Asneira. Assim que as notas escolhiam o receptor, o pobre ficava rico de pontapés, empurrões, bofetadas e carícias similares. Pecado: tinha conseguido chegar à fala com o dólar.
Agredidos e agressores iam mudando de estatuto consoante o dinheiro ia aparecendo. Porque a parelha ainda demorou a perceber que estava a fazer mais mal do que bem. Aliás, começou a instalar-se a dúvida: a bondade era genuína, o espectáculo agradava ou o espaço disponível para os neurónios estava por preencher?

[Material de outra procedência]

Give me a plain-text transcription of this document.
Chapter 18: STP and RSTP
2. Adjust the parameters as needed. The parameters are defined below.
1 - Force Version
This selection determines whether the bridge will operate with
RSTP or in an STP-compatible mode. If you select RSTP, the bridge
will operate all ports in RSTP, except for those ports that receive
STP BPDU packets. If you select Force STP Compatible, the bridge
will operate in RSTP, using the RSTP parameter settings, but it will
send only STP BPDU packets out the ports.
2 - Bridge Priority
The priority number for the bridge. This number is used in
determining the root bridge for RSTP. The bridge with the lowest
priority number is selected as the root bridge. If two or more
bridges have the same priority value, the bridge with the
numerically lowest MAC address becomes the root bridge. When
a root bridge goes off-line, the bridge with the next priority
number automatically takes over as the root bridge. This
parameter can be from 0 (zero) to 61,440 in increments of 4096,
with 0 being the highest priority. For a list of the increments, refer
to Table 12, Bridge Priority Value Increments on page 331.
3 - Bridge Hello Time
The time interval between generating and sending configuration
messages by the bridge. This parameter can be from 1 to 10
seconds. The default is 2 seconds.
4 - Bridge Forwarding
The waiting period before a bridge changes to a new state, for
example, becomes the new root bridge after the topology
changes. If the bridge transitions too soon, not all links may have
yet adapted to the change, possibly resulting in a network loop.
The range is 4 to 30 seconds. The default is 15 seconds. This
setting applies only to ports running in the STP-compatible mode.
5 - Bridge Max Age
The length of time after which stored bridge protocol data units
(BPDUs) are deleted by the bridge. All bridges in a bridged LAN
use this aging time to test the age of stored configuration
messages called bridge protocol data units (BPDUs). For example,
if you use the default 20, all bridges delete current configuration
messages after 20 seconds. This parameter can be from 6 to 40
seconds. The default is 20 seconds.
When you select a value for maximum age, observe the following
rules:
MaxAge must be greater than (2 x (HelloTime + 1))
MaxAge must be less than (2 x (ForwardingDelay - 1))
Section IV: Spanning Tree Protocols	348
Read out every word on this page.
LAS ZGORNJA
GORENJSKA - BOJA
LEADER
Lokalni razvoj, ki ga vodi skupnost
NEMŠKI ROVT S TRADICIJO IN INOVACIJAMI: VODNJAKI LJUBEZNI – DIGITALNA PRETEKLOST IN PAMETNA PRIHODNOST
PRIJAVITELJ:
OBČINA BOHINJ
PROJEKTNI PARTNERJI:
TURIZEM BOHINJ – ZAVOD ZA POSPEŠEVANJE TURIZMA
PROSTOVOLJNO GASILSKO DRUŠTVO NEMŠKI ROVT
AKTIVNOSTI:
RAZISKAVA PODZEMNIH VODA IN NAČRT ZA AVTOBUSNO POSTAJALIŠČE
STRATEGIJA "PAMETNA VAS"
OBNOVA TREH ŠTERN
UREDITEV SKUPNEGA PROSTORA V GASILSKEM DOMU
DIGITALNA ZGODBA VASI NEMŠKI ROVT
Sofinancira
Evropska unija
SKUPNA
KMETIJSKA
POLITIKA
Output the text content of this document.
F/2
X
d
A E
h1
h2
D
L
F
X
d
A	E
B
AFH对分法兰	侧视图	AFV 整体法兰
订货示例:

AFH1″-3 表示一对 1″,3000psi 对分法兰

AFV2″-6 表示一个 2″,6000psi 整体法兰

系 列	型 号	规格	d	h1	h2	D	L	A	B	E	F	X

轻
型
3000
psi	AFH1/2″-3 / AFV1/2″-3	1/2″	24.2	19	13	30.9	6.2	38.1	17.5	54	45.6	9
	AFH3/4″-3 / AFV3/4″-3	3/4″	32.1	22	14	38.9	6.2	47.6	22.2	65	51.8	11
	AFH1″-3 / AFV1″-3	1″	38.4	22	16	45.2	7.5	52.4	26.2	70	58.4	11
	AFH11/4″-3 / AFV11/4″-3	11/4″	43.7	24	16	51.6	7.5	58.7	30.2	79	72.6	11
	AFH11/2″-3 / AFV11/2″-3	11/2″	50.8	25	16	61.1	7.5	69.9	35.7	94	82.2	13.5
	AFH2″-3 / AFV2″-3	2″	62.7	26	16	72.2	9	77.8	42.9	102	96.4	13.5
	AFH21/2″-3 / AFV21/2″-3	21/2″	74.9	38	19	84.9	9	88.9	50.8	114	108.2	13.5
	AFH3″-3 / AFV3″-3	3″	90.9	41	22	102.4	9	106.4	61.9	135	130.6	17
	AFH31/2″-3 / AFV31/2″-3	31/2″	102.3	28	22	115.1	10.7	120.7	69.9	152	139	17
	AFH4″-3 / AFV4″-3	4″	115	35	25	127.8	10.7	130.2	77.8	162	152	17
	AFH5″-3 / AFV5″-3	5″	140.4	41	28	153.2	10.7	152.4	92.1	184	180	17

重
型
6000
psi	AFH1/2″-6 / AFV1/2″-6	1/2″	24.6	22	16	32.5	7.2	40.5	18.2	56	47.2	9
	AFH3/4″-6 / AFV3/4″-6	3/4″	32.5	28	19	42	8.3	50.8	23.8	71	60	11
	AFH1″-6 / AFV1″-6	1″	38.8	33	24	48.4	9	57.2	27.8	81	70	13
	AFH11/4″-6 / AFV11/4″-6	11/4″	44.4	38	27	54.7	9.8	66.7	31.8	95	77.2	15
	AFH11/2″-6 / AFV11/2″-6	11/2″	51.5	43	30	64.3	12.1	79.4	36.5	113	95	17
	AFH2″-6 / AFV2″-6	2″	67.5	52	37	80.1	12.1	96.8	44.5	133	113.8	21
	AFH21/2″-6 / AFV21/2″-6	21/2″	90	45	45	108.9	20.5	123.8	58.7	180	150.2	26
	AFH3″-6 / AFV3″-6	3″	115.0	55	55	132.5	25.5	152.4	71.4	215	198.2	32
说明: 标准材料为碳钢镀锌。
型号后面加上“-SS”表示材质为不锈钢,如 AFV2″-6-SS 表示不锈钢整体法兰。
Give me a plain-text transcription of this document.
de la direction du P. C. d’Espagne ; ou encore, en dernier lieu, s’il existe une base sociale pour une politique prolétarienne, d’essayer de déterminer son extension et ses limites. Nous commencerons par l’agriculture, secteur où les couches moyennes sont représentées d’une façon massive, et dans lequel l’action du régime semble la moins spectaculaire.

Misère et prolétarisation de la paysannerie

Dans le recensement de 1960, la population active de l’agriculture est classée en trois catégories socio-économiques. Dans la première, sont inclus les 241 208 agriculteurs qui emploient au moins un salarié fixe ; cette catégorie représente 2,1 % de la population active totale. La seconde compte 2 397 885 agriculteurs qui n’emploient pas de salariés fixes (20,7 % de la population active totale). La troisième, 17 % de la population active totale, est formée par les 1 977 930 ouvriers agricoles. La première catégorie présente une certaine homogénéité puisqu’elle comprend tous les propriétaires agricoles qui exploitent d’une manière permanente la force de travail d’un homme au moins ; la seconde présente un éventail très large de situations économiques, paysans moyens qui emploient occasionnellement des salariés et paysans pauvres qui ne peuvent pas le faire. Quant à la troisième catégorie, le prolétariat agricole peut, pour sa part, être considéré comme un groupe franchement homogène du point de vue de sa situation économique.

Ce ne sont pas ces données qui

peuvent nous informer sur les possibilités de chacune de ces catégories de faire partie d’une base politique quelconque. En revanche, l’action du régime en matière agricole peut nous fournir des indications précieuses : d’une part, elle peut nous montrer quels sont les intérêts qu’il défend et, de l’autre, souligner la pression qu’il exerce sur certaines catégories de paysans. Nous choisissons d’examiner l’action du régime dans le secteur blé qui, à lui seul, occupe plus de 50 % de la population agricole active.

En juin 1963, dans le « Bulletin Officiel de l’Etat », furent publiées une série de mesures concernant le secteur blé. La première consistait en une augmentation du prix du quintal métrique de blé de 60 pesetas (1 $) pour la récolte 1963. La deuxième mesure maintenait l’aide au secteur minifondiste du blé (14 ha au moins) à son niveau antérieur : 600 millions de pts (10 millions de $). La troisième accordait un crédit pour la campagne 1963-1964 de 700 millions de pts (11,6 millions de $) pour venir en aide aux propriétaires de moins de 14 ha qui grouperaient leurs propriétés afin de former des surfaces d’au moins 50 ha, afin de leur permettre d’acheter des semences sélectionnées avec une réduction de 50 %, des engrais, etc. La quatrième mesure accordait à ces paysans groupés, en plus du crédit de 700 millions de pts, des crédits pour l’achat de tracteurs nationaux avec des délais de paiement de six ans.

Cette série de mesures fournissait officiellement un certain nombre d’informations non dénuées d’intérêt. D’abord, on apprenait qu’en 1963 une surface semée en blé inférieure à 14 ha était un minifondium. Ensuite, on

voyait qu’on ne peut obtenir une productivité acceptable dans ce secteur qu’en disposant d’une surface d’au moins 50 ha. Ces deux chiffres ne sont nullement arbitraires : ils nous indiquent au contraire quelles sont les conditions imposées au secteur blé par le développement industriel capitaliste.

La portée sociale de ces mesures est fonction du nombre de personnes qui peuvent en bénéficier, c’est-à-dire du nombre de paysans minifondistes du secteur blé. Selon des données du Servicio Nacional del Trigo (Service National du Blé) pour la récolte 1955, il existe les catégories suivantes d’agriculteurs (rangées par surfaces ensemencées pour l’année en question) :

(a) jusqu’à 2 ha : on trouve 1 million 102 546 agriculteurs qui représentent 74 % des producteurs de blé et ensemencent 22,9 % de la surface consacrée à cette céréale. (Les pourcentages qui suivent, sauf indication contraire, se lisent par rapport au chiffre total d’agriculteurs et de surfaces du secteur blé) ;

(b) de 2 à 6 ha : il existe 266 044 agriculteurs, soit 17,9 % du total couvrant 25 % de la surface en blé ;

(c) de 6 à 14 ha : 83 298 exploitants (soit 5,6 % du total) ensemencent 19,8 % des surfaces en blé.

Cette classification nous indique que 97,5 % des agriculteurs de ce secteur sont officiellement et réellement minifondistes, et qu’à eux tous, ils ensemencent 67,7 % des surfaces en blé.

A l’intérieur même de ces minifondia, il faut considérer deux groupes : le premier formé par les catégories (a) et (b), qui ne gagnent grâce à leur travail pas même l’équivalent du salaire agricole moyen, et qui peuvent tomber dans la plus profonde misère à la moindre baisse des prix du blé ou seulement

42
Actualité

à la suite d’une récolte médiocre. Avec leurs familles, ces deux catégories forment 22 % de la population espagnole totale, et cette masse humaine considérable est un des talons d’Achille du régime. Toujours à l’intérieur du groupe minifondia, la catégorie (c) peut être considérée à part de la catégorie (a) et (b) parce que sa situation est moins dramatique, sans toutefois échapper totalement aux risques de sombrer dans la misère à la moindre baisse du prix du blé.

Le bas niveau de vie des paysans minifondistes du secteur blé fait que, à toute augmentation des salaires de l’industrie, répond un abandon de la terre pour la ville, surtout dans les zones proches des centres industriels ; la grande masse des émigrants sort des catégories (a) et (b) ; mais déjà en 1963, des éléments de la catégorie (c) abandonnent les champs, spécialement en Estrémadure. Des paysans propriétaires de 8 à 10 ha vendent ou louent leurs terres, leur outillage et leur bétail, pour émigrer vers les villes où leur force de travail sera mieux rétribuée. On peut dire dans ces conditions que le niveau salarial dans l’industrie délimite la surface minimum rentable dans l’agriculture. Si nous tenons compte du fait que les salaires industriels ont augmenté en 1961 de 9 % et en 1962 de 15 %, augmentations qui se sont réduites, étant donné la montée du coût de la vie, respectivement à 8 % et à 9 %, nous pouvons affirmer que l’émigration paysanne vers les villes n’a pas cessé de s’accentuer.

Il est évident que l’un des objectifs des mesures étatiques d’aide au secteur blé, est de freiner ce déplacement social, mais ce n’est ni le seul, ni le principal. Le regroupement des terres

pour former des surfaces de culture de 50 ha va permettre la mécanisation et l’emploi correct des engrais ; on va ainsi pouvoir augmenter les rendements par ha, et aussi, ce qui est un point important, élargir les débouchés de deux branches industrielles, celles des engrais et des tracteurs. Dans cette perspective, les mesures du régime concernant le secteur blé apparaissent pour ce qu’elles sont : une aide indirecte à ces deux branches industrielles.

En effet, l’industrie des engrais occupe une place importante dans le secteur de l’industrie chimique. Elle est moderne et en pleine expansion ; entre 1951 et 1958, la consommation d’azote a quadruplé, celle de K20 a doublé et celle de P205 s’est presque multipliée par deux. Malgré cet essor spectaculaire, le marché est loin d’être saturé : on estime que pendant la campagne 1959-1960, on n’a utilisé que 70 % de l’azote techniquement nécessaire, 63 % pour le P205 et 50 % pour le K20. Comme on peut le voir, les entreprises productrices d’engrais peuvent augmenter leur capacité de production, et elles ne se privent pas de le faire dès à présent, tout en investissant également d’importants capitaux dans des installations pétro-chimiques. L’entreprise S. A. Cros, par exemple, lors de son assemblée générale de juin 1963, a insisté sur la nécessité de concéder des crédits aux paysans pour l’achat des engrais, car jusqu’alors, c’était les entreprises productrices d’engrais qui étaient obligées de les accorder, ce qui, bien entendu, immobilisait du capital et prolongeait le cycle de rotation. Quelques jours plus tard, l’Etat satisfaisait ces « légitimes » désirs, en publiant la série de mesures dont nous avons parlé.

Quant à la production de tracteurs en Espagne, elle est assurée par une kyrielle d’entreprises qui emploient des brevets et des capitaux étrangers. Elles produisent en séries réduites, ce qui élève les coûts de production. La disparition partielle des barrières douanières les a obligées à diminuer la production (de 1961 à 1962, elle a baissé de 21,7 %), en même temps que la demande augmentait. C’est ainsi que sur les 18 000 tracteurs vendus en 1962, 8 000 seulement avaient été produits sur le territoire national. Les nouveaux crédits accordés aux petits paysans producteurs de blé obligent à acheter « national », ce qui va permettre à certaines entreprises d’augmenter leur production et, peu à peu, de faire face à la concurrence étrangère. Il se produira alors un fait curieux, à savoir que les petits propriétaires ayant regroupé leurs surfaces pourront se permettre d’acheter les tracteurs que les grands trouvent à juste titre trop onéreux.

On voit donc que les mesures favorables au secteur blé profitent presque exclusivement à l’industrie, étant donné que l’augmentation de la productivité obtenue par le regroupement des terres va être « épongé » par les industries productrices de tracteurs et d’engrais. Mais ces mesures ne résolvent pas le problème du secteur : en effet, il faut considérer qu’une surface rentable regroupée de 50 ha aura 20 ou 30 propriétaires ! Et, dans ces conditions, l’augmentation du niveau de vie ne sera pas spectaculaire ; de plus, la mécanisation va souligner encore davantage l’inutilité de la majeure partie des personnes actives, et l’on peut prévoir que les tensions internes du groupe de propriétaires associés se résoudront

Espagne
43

De qualquer modo, do que os "esbanjadores" não tinham culpa era da situação perversa daquela miudagem. Viviam numa espécie de paraíso a sul de Luanda em condições a roçar o infrahumano. Lidavam com turistas endinheirados e mansões de generais e de quadros superiores de petrolíferas e nem comida para o cão tinham. As cabanas em que habitavam não eram dignas sequer de ser pasto para chamas, mas tinham uma panorâmica deslumbrante das praias.
É, na verdade, um "zoom" da realidade angolana. País de formidáveis condições naturais, mantém-se, ainda, refém das cicatrizes de uma guerra que custa a apagar da memória e de comportamentos que o contexto social e político continua a potenciar, de tão frágil.
De qualquer modo, o que mais impressionou naquela tarde abafada de Fevereiro não foi a situação "per se", mas sim a circunstância de ela ser protagonizada por meninos e meninas entre os quatro e os dez anos de idade. No entanto, já tão velhos.